Not only are people here suggesting that you fork your dependencies to add stack traces to errors, which is a problem no other modern language seems to have, but it's also going to be a security disaster when some common package is found to have a vulnerability and ten percent of projects ever bother to update it.
I feel like I've entered some sort of bizarro world where everyone has forgotten that programming doesn't have to suck and pretends that none of this is a problem.
I love programming in Go but the thought of forking and maintaining every single library I might use in one of my projects makes me also feel we've entered a new, bizarre, and terrifying world. This is literally one step away from "write your own OS and compiler, it's the only way to be sure you get the exact behavior you want".
I feel like every time you point out a design flaw in go, the response that hand-waves away your concerns contains advice that's even more absurd than the problem you were originally pointing out.

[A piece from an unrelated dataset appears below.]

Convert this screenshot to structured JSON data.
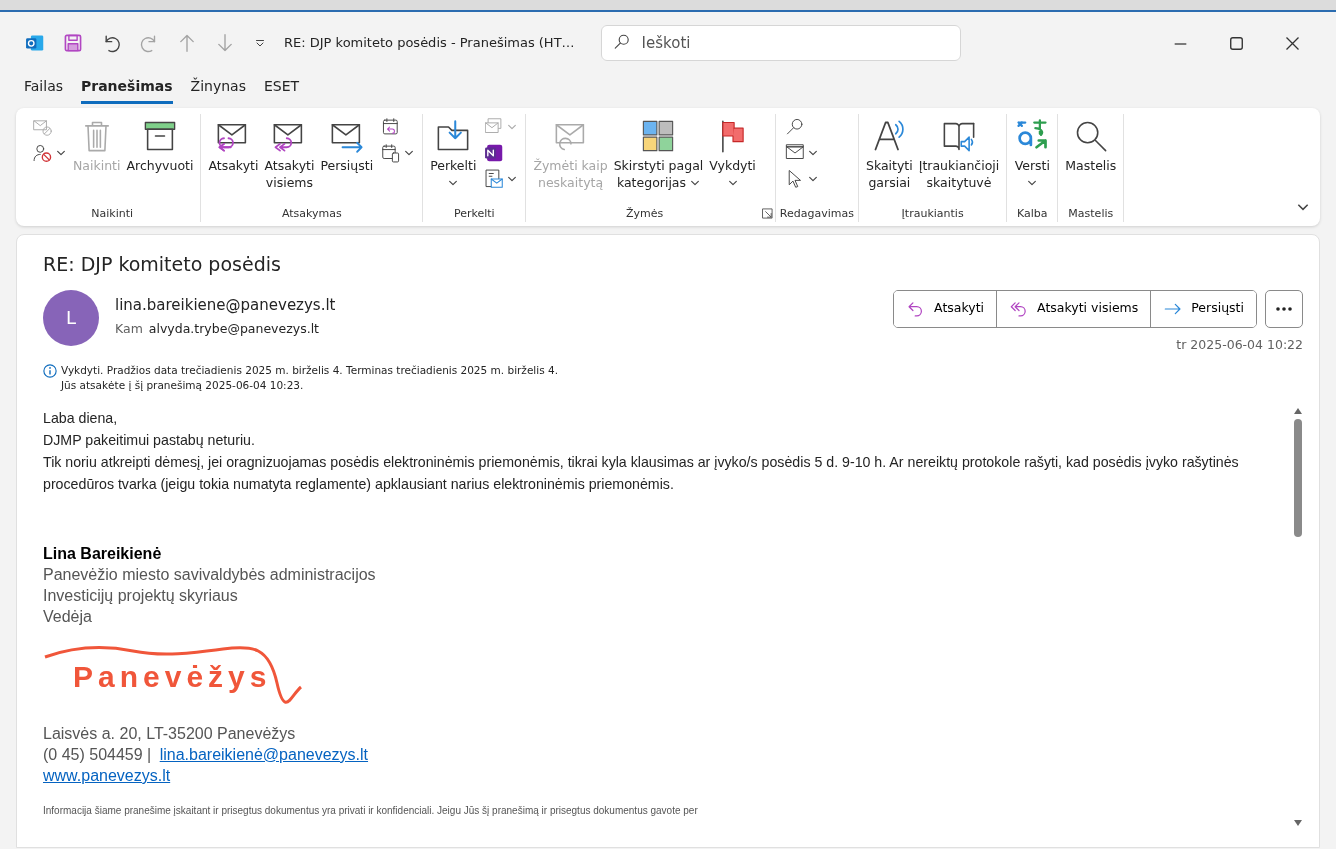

Can't get stack traces from third-party errors? Maintain all of your dependencies! Tired of reimplementing common math functions? Just cast all your numerics to double! And so on...
Not only are people here suggesting that you fork your dependencies to add stack traces to errors, which is a problem no other modern language seems to have, but it's also going to be a security disaster when some common package is found to have a vulnerability and ten percent of projects ever bother to update it.
I feel like I've entered some sort of bizarro world where everyone has forgotten that programming doesn't have to suck and pretends that none of this is a problem.